One time, when my aunt and cousin were visiting, she told me I should observe their relationship, how close and loving they were, and that I should more like my cousin. Because the burden for making our relationship ‘closer’ and ‘move loving’ fell entirely on me, and I was a Bad Daughter for not always offering the affection my mother wanted. Nevermind that said cousin does not have such a great relationship with my mother (i.e. I don’t think my mother would have been any more satisfied if that cousin has been her child) and nevermind that my aunt does not have such a close and loving relationship with her other daughter (i.e. there is no guarantee that mother-daugther relationships are going to be Bundles of Endless Love).
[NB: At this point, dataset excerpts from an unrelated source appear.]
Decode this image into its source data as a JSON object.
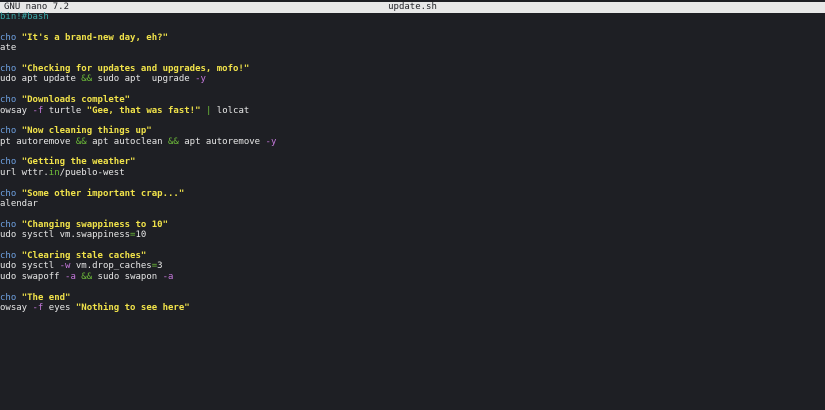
{
  "titlebar": {
    "app": "GNU nano 7.2",
    "filename": "update.sh"
  },
  "lines": [
    [
      {
        "t": "bin!#bash",
        "c": "comment"
      }
    ],
    [],
    [
      {
        "t": "cho ",
        "c": "kw"
      },
      {
        "t": "\"It's a brand-new day, eh?\"",
        "c": "str"
      }
    ],
    [
      {
        "t": "ate",
        "c": "plain"
      }
    ],
    [],
    [
      {
        "t": "cho ",
        "c": "kw"
      },
      {
        "t": "\"Checking for updates and upgrades, mofo!\"",
        "c": "str"
      }
    ],
    [
      {
        "t": "udo apt update ",
        "c": "plain"
      },
      {
        "t": "&&",
        "c": "op"
      },
      {
        "t": " sudo apt  upgrade ",
        "c": "plain"
      },
      {
        "t": "-y",
        "c": "flag"
      }
    ],
    [],
    [
      {
        "t": "cho ",
        "c": "kw"
      },
      {
        "t": "\"Downloads complete\"",
        "c": "str"
      }
    ],
    [
      {
        "t": "owsay ",
        "c": "plain"
      },
      {
        "t": "-f",
        "c": "flag"
      },
      {
        "t": " turtle ",
        "c": "plain"
      },
      {
        "t": "\"Gee, that was fast!\"",
        "c": "str"
      },
      {
        "t": " ",
        "c": "plain"
      },
      {
        "t": "|",
        "c": "op"
      },
      {
        "t": " lolcat",
        "c": "plain"
      }
    ],
    [],
    [
      {
        "t": "cho ",
        "c": "kw"
      },
      {
        "t": "\"Now cleaning things up\"",
        "c": "str"
      }
    ],
    [
      {
        "t": "pt autoremove ",
        "c": "plain"
      },
      {
        "t": "&&",
        "c": "op"
      },
      {
        "t": " apt autoclean ",
        "c": "plain"
      },
      {
        "t": "&&",
        "c": "op"
      },
      {
        "t": " apt autoremove ",
        "c": "plain"
      },
      {
        "t": "-y",
        "c": "flag"
      }
    ],
    [],
    [
      {
        "t": "cho ",
        "c": "kw"
      },
      {
        "t": "\"Getting the weather\"",
        "c": "str"
      }
    ],
    [
      {
        "t": "url wttr.",
        "c": "plain"
      },
      {
        "t": "in",
        "c": "op"
      },
      {
        "t": "/pueblo-west",
        "c": "plain"
      }
    ],
    [],
    [
      {
        "t": "cho ",
        "c": "kw"
      },
      {
        "t": "\"Some other important crap...\"",
        "c": "str"
      }
    ],
    [
      {
        "t": "alendar",
        "c": "plain"
      }
    ],
    [],
    [
      {
        "t": "cho ",
        "c": "kw"
      },
      {
        "t": "\"Changing swappiness to 10\"",
        "c": "str"
      }
    ],
    [
      {
        "t": "udo sysctl vm.swappiness",
        "c": "plain"
      },
      {
        "t": "=",
        "c": "op"
      },
      {
        "t": "10",
        "c": "plain"
      }
    ],
    [],
    [
      {
        "t": "cho ",
        "c": "kw"
      },
      {
        "t": "\"Clearing stale caches\"",
        "c": "str"
      }
    ],
    [
      {
        "t": "udo sysctl ",
        "c": "plain"
      },
      {
        "t": "-w",
        "c": "flag"
      },
      {
        "t": " vm.drop_caches",
        "c": "plain"
      },
      {
        "t": "=",
        "c": "op"
      },
      {
        "t": "3",
        "c": "plain"
      }
    ],
    [
      {
        "t": "udo swapoff ",
        "c": "plain"
      },
      {
        "t": "-a",
        "c": "flag"
      },
      {
        "t": " ",
        "c": "plain"
      },
      {
        "t": "&&",
        "c": "op"
      },
      {
        "t": " sudo swapon ",
        "c": "plain"
      },
      {
        "t": "-a",
        "c": "flag"
      }
    ],
    [],
    [
      {
        "t": "cho ",
        "c": "kw"
      },
      {
        "t": "\"The end\"",
        "c": "str"
      }
    ],
    [
      {
        "t": "owsay ",
        "c": "plain"
      },
      {
        "t": "-f",
        "c": "flag"
      },
      {
        "t": " eyes ",
        "c": "plain"
      },
      {
        "t": "\"Nothing to see here\"",
        "c": "str"
      }
    ]
  ]
}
My dad, however, had much less in the way of expecations of how things would turn out with me, and to the extent that he had expectations, they were clearly hopes, not obligations. He never made me feel like I was being a Bad Daughter just because something didn’t happen the way he had hoped for.
Ironically, it’s always been much easier to show affection to my father, and it’s always genuine because he doesn’t treat it like an obligation – I don’t have to give him affection when I don’t want to. When I show affection to my mother, it’s often a) something I feel like I have to use to appease her rather than something entirely sincere or b) even when it is sincere, it’s not the kind of affection she wants, so she doesn’t accept it. My mother is envious of how well my father and I get along, and I suspect she feels like he has something which was owed to her.
What does this have to do with asexuality? I can think of two things, but one belongs in a separate post, so I will only address the other – how being asexual fits into parents expectations of their children.
My mother never expected me to be any particular sexual orientation – i.e. she did not assume I would be heterosexual. She also does not expect me to have kids – she is OK with me having kids, but she is also OK with me not having kids.
My father, suffice to say, didn’t place these kinds of expectations on me either. He sometimes finds indirect, subconscious ways to say that he would like grandkids, but I think he does not want to *burden* me with that, and if I ever brought up the topic he would insist that I am under no obligation to have kids.
All that said, my mother most certainly did not expect me to be asexual – in fact, she expected me to eventually start experiencing sexual attraction and pursuing sex. It is because she has more expectations of my behavior that I thought it was important to come out to her. It worked out well – we haven’t talked about it since, but she no longer acts like I’m going to emerge from some cocoon as a sexual butterfly: mission accomplished. If anything, I think she’s satisfied that I confided something personal in her.
I haven’t felt the need to come out to my dad.
However, many parents do expect their children to be/do any or all of the following:
-to have a boyfriend/girlfriend
-to make grandkids
… and this can cause problems for ace-spectrum kids.
Again, parent-child relationships are unchosen, and thus I think this makes many kinds of expectations/obligations unfair. I think it is fair to expect/require children to care for parents who are sick/weak/disabled if they can. But I think expectations/obligations regarding sexual orientation, dating (beyond minimal ethical standards), having kids, etc. are unfair.